The September heat storm drove up the average daily energy costs for ratepayers in the California grid operators’ market to $100 million, far above daily average prices earlier this summer and in previous summers. Last week, the California Independent System Operator revealed the costs in an analysis of the Aug. 31- Sept. 9. heat wave.
In August of this year, daily average prices were $84 million. The average daily costs in July were $56.9 million, and mostly below $100 MWh, and in June it was $54.66 million, or an average of $86.29/MWh, according to CAISO.
During the 10-day heat storm, daily average prices rose to $600 MWh and peaked at $2,000/MWh in the real-time market. Day ahead average prices reached $300/MWh.
Much of the cost increase during the heat storm was because of high natural gas prices, reaching up to $15 per million British Thermal Units, and higher demand, the grid operator reported.
“The heat wave of September 2022 was one of the most challenging events in the history of the ISO grid,” Elliot Mainzer, CAISO president and CEO, said Nov. 2.
But unprecedented levels of energy storage, conservation from commercial and residential consumers, and “critical” power imports allowed the grid operator to keep power flowing during the intense heat storm.
In addition to increased resource adequacy in California, “new state programs that provided non-market resources to address extreme events [and] enhanced collaboration with state and federal agencies” also contributed to keeping the lights on, CAISO said.
CAISO reported there were more than 60 resources with 4 GW/15,000 MWh of energy storage, including 3.5 GW of lithium-ion battery storage, participating in the market.
The aging natural gas plants helped the grid but when it was most stressed some of the facilities “still experienced high levels of unavailability,” CAISO said. Intense heat also often keeps these plants from running at their maximum output.
The hottest day
Sept. 6 was the hottest day and had the highest demand. The peak load soared to 52,061 MW, with unprecedented temperatures, including 116 degrees in Sacramento and Livermore.
Resource adequacy and non-resource adequacy imports provided 6,300 MW of net imports that day. While the heat wave affected all of western North America, it was not as brutal in the Pacific Northwest and Desert Southwest, allowing power to be sent into California from those areas. The Western Energy Imbalance Market transferred another 1,000 MW into the market, CAISO reported.
Also helping the grid on Sept. 6 was 1,510 MW from consumers reducing their energy in response to flex alerts. The grid operator also called on 1,300 MW of demand response—800 MW of emergency and 500 MW of voluntary demand response—late in the day as solar resources diminished. The performance of demand response won’t be known until the end of the year, CAISO said.

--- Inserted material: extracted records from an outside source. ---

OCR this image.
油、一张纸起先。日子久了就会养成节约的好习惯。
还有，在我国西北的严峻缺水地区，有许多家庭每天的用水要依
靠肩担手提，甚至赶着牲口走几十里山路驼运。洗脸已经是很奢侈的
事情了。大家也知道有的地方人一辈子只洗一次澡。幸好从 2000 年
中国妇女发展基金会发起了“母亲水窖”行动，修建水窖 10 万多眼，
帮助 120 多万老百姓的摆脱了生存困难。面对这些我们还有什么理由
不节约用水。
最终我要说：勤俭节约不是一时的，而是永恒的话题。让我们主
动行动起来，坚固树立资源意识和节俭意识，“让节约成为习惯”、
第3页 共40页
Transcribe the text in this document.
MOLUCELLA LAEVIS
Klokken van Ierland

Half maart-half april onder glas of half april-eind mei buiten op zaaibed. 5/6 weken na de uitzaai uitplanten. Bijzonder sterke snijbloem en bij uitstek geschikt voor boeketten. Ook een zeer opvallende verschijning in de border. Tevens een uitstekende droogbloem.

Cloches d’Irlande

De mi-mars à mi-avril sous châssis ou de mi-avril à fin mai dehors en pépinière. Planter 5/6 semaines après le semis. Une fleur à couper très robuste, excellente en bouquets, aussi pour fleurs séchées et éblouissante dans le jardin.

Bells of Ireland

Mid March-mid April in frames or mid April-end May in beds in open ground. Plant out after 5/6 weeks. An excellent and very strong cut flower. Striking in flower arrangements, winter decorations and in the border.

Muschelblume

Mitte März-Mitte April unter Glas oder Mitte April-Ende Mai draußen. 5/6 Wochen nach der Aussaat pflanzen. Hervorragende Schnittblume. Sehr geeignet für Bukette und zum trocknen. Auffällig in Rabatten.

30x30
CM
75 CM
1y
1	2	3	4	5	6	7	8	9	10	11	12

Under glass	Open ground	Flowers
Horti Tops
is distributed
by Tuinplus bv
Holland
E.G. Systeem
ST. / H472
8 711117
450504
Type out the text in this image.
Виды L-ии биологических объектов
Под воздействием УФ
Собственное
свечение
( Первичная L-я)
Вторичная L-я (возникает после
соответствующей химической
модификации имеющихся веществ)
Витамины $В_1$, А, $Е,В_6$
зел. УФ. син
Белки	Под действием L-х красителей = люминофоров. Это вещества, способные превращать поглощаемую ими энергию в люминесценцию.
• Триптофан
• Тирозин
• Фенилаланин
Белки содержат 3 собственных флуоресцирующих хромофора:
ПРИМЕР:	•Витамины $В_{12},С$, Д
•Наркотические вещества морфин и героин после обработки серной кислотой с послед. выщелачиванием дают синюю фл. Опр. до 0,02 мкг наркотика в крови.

Mainzer said it was important to understand what went right during the relentless heat wave but also what needs to go better.
That includes improving the timing of batteries charging and discharging.
Battery operators typically charge when prices are low and sell when they are high. The timing can be critical because battery output is limited and they may be unable to discharge into the market when most needed because of insufficient charge beforehand.
“Some resources were not charged early in the day due to high energy bids combined with a software issue” on Sept. 6, according to CAISO. Resources “with bids to charge above $150/MWh were not considered even when they had economic merit…[and] prevented these resources from charging to increase their state of charge in the early hours of the day.”
The grid operator acknowledged it is still figuring out how best to integrate storage into the market, stating that high prices experienced during the heatwave “presented the complexities and challenges of managing battery state of charge.”
CAISO concluded there was also a software problem “associated with how the market allows or curtails low-priority exports under very high demand conditions.” It added a software upgrade it hopes will address the issue. It will also alter its calculations used in the Western Energy Imbalance Market resource sufficiency test to avoid over or underestimating available capacity.
CAISO will hold a stakeholder meeting next Thursday to discuss its 2022 Summer Market Performance Report.